重要なのは映画として、アクション映画として、面白かったかどうかということだ。最近はアクション映画に食傷気味になっているのだが、そんな倦怠期においてもこの「They Call Him OG」はとても楽しめた。まずはアクションシーンが秀逸であった。テルグ語映画特有の、手や首が飛ぶようなグロテスクシーンはあったものの、迫力あるアクションが目白押しだった。主人公OGはサムライの道場で修行をして術をマスターしたという設定であり、日本刀やヌンチャクを使って戦うが、そういうシーンでも違和感はなく、純粋に楽しむことができた。ちなみに、主演のパワン・カリヤーンは空手の黒帯とのことであり、武術の心得がある。さらに、編集がうまく、物語がリニアに進んでいくことも没入感を強めた。常におどろおどろしい音楽が流れ気分を盛り上げているのもプラスに働いた。
1993年という年、ボンベイという場所、そして同時爆破テロ計画という3点が示すのは、1993年3月12日に発生したボンベイ同時爆破テロだ。
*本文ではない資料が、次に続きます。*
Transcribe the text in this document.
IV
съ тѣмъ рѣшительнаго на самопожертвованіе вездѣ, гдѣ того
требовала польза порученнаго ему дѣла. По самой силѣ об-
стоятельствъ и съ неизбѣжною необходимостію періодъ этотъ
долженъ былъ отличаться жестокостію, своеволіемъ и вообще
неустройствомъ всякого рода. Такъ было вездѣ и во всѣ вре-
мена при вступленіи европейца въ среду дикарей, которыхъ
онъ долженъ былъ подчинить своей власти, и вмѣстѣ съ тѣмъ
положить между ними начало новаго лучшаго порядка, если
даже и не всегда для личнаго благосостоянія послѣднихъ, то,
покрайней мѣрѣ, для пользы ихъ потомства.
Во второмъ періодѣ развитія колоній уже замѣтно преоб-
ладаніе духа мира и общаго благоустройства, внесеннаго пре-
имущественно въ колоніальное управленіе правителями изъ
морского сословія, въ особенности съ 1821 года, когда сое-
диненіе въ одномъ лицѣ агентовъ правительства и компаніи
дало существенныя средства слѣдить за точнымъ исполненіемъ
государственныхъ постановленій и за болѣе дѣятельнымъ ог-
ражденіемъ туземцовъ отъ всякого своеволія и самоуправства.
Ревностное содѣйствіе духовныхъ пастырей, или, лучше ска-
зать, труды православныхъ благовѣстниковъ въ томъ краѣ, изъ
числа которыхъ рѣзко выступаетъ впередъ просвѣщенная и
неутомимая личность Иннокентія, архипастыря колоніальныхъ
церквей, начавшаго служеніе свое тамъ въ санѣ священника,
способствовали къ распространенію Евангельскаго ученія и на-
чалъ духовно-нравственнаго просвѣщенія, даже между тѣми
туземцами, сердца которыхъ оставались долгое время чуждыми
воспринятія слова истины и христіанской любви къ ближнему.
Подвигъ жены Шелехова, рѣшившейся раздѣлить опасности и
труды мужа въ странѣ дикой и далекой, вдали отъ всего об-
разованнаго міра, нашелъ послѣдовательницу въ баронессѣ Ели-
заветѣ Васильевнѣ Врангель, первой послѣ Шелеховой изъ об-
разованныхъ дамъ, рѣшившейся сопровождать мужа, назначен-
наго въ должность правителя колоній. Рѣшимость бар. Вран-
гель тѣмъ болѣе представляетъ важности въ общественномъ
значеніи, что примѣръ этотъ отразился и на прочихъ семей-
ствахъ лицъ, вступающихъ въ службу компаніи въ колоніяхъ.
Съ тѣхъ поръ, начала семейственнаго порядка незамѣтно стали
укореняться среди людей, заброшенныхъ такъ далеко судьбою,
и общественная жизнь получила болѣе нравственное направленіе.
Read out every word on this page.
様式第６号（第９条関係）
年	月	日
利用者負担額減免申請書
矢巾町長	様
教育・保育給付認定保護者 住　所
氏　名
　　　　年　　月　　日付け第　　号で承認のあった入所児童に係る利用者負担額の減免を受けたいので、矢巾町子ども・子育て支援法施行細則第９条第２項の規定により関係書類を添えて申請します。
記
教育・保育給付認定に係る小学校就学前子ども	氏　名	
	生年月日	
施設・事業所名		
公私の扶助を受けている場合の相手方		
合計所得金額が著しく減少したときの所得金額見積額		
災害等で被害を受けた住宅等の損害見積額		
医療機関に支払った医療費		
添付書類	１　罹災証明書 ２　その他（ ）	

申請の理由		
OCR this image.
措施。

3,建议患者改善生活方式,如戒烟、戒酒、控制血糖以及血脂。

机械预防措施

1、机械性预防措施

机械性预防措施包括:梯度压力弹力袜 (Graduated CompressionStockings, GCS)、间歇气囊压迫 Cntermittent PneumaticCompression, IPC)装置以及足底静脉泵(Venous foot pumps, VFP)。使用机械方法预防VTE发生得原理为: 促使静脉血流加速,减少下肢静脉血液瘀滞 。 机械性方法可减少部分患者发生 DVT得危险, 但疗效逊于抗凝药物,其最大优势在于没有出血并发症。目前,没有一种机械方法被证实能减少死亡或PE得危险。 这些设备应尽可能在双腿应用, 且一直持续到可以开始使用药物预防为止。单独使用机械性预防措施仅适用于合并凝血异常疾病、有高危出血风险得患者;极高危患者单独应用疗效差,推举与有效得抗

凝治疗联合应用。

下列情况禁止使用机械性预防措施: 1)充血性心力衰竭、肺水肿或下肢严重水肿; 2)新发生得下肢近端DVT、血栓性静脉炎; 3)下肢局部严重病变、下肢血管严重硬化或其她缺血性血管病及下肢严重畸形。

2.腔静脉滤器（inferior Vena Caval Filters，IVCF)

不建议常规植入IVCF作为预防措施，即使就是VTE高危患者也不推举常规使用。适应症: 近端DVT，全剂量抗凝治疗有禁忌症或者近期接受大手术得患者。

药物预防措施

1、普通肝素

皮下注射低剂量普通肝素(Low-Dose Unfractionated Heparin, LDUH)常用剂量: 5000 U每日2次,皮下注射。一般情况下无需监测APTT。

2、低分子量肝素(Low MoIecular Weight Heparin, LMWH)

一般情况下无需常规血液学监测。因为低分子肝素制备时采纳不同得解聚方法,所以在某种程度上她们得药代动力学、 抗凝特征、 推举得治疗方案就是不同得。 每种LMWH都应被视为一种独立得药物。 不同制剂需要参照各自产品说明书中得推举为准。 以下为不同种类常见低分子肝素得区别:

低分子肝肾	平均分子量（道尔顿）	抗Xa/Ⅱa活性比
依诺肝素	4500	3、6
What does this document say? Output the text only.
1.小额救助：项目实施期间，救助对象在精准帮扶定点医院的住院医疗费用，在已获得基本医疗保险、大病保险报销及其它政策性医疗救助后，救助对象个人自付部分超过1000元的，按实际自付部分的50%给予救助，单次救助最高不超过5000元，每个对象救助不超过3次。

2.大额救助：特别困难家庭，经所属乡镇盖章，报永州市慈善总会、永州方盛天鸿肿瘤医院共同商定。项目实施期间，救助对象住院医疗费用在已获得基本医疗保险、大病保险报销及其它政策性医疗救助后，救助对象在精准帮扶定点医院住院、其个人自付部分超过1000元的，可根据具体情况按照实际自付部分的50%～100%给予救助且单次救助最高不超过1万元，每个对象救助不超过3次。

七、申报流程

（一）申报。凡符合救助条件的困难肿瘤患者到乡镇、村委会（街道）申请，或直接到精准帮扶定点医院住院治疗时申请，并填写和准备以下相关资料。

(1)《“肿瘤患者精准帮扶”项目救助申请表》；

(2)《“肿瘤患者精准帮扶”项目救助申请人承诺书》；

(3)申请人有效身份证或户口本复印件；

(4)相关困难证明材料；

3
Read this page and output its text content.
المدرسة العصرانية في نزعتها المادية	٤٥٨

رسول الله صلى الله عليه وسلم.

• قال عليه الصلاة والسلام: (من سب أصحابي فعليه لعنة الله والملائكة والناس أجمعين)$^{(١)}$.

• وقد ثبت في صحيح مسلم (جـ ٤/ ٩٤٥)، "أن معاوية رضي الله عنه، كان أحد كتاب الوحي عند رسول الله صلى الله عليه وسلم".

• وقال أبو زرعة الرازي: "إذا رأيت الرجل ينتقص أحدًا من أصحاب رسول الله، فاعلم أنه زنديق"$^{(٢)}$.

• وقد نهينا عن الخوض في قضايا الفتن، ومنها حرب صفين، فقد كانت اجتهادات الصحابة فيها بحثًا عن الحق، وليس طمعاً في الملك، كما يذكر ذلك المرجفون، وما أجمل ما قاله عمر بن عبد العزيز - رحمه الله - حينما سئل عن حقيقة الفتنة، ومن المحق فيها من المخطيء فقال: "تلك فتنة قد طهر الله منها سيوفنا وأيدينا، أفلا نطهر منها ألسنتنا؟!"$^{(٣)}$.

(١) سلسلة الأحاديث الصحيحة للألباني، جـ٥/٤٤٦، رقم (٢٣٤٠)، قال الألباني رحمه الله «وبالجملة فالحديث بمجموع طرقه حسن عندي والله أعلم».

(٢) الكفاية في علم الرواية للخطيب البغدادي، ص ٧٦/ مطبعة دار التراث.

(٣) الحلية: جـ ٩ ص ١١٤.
その首謀者はマフィアのドン、ダーウード・イブラーヒームだとされるが、映画の中での首謀者はデーヴィッドという名前で、これも明らかにダーウードをモデルにしていた。ただ、映画はこの事件そのものを再現しているわけではなく、あくまでモチーフにしたに過ぎない。そもそもボンベイ同時爆破テロ事件は発生した事件であるが、「They Call Him OG」の中ではOGの活躍によってテロは未然に防がれた。
続編「They Call Him OG II」の存在も明らかにされている。次回はヤクザの親分、ユキムラ・シンゾウがメインの悪役になることが予想される。そうなると、さらに日本のモチーフが盛り込まれることになるだろう。興行的には成功しており、企画倒れに終わることはなさそうだ。ただ、パワン・カリヤーンが政界で重責を担っているので、すぐに企画が動き出す可能性は低いかもしれない。
「They Call Him OG」は、テルグ語映画界のパワースター、パワン・カリヤーン主演の、日本モチーフたっぷりなアクション映画である。日本での上映を意識していると思われるが、日本人には奇妙に映る部分も少なくない。それらを配給会社がどう判断するだろうか。それは差し引いても、アクション映画として面白く、パワンのヒーロー振りも素晴らしかった。アクション映画全盛の現在にあっても埋もれることにない魅力がある作品である。